Jakie są przyczyny? Sarah wyjaśnia w oficjalnym wystąpieniu:
Witam! Chcę się z wami podzielić swoimi myślami i odczuciami. Przeczytajcie, proszę.
Mam wielki żal do Szwedzkiej Federacji Armwrestlingu! Mówię to wprost. Nienawidzę tego systemu, który zastosowali. Okazało się, że nie wystartuję w tym roku na najważniejszych dla mnie zawodach – Mistrzostwach Europy i Świata.
Nie wystąpiłam na Mistrzostwach Szwecji, gdzie powinnam zająć pierwsze lub drugie miejsce, żeby zakwalifikować się do kadry narodowej na ww zawody.
Ale – ja wtedy byłam w Japonii na ARMWRESTLING-TV. Jak pamiętacie było to wydarzenie, które promowało nasz sport na całym świecie.
To, że w 2012 roku wygrałam podwójne złoto na Mistrzostwach Europy i Mistrzostwach Świata niespełna 5 miesięcy wcześniej – że zrobiłam wyniki, których nikt wcześniej nie osiągnął w Szwecji – nikogo nie obchodziło! To nie miało znaczenia w moim rodzinnym kraju!

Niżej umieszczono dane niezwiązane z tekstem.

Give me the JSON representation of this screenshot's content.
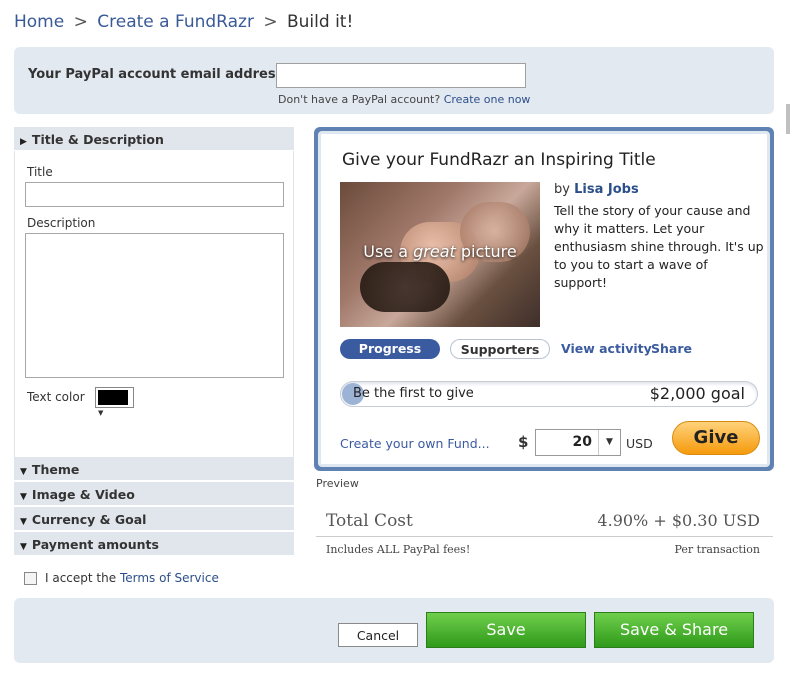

Byłam pewna, że moje dotychczasowe osiągnięcia są wystarczające, żeby zakwalifikować się do kadry narodowej Szwecji w tym roku. Wiem przecież, że w innych dyscyplinach sportu stosuje się takie wyjątki, podobnie też zdarza się w innych państwach.
Takie rozwiązania powinny dotyczyć nie tylko mnie, ale też innych sportowców, którzy w poprzednich sezonach zdobywali medale.
Ta decyzja Federacji Szwecji pokazuje, że nie jest ona zainteresowana sportowym poziomem i wynikami naszej drużyny.
To wszystko powoduje, że tracę motywację do występów w naszym sporcie. Może powinnam zając się czymś innym? A może to po prostu taki mój los… Może pora odpocząć? Sama nie wiem…
Wiem, że na pewno jeszcze wystąpię w profesjonalnych pojedynkach i turniejach w Armwrestlingu.
Nigdy nie rezygnujcie z tego, co kochacie robić. Bądźcie szczęśliwi!
Drodzy Czytelnicy! Na razie wiemy tylko tyle. Będziemy się starać o kontakt zarówno z zawodniczką jak i Szwedzką Federacją, żeby dowiedzieć się więcej.